Do you ever wonder about how a court reporter gets such a great transcript to you after your deposition and the steps she takes to accomplish this?
Imagine this: You’ve just completed an all-day deposition of the expert witness in your case and you’ve lightened the load in your briefcase by giving all your exhibits to the court reporter. You’ve told her that you need the transcript expedited. You’ve been watching the realtime screen all day, so you know how clean the transcript is. It can’t be that difficult or take that long to get the transcript ready for delivery, right?
While your favorite court reporter is very good at her job – she must be, otherwise you wouldn’t hire her, right? — producing a transcript isn’t as easy as hitting the print button on her computer.
Here are some of the steps a good court reporter will go through once the deposition is over in order to produce a clean, accurate transcript that will help you and your client:
- The court reporter will either read through the entire transcript herself or she will hire a person called a scopist that will read through the transcript. The purpose of this is to correct any untranslates (words that don’t translate from steno into English on the court reporter’s computer), adding punctuation, and to check spellings of proper names.
- The court reporter will also insert the descriptions and page locations of each exhibit mentioned during the deposition in order to create the index page.
- She will also add the title pages which requires her to enter the caption of the case and the addresses of all the parties present.
- Once the court reporter is finished with these steps, either she will proofread the entire transcript again or she will hire a proofreader to proofread it. This step allows the proofreader to catch any minor errors that the court reporter may have missed while reading through it the first time. The proofreader will also check to make sure the page numbers on the index match up with the transcript.
- The court reporter will then have to make any corrections that need to be made after the proofreading step, and then either handle the production herself or send it to her court reporting agency to produce the transcript and send it to the attorneys.

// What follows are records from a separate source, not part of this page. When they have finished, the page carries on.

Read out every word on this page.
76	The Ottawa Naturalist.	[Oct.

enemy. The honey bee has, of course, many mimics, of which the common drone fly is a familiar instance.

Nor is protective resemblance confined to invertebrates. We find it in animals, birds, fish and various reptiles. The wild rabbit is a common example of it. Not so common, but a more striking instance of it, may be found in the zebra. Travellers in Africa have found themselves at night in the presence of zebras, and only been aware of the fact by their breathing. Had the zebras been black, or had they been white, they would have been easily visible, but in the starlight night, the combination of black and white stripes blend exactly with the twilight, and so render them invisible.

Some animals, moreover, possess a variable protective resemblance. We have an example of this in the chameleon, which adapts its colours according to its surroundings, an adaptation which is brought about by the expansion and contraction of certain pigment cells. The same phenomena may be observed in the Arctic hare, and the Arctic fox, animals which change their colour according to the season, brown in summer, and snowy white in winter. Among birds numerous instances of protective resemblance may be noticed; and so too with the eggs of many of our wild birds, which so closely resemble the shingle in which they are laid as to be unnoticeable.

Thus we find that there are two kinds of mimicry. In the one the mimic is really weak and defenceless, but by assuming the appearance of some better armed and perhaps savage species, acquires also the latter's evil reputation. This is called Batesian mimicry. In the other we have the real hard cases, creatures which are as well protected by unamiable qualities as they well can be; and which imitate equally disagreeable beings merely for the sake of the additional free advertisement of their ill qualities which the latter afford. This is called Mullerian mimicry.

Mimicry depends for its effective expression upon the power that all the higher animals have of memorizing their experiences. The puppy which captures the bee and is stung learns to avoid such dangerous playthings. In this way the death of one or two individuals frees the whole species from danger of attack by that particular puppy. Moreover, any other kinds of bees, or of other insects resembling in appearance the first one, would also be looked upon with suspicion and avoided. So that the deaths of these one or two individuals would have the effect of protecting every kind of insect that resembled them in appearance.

Depending on the type of deposition and the complexity of the case or the witness, it could take up to two times the length of the deposition for the court reporter to complete the transcript. So for a four-hour deposition, she could spend eight hours on editing and proofreading that transcript.
So remember, after your all-day deposition is over and you’ve expedited that transcript for overnight delivery, your favorite court reporter will be up for hours that night reading, editing, and proofreading in order to provide you with the great service and accurate transcript you’ve become accustomed to.